Before that, XLogPageRead() called XLogFileReadAnyTLI() with the "incoming"
emode, when in crash recovery -> PANIC in this case. After that commit, the
call to XLogFileReadAnyTLI() was moved to WaitForWALToBecomeAvailable(), but
the emode was changed to unconditionally be DEBUG2.

                /*
                 * Try to restore the file from archive, or read an existing
                 * file from pg_xlog.
                 */
                readFile = XLogFileReadAnyTLI(readSegNo, DEBUG2,
                        currentSource == XLOG_FROM_ARCHIVE ? XLOG_FROM_ANY :
                                         currentSource);

In 9.4 the server actually came up ok after encountering the problem
(destroying data in the process!), not sure where we started to bogusly
initialize shared memory...

Greetings,

Andres Freund



Re: Various bugs if segment containing redo pointer does not exist

От
Robert Haas
Дата:
On Mon, Oct 23, 2023 at 8:43 PM Andres Freund <andres@anarazel.de> wrote:
> The source of the emode=13=DEBUG2 is that that's hardcoded in
> WaitForWALToBecomeAvailable(). I guess the error ought to come from
> XLogPageRead(), but all that happens is this:
>
>                         case XLREAD_FAIL:
>                                 if (readFile >= 0)
>                                         close(readFile);
>                                 readFile = -1;
>                                 readLen = 0;
>                                 readSource = XLOG_FROM_ANY;
>                                 return XLREAD_FAIL;

I've been under the impression that the guiding principle here is that
we shouldn't error out upon hitting a condition that should only cause
us to switch sources. I think WaitForWALToBecomeAvailable() is
supposed to set things up so that XLogPageRead()'s call to pg_pread()
will succeed. If it says it can't, then XLogPageRead() is only obliged
to pass that information up to the caller, who can decide to wait
longer for the data to show up, or give up, or whatever it wants to
do. On the other hand, if WaitForWALToBecomeAvailable() says that it's
fine to go ahead and call pg_pread() and pg_pread() then fails, then
that means that we've got a problem with the WAL file other than it
just not being available yet, like it's the wrong length or there was
an I/O error, and those are reportable errors. Said differently, in
the former case, the WAL is not broken, merely not currently
available; in the latter case, it's broken.

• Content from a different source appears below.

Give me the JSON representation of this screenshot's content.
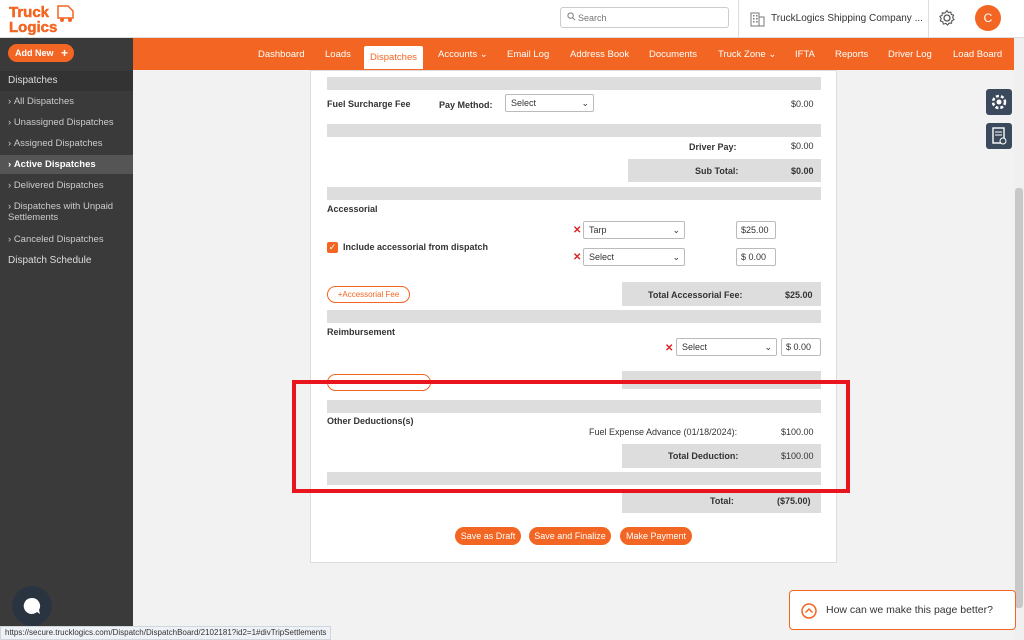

The legibility and maintainability of this code are certainly not
great. The xlogreader mechanism is extremely useful, but maybe we
should have done more cleanup of the underlying mechanism first. It's
a giant ball of spaghetti code that is challenging to understand and
almost impossible to validate thoroughly (as you just discovered).

--
Robert Haas
EDB: http://www.enterprisedb.com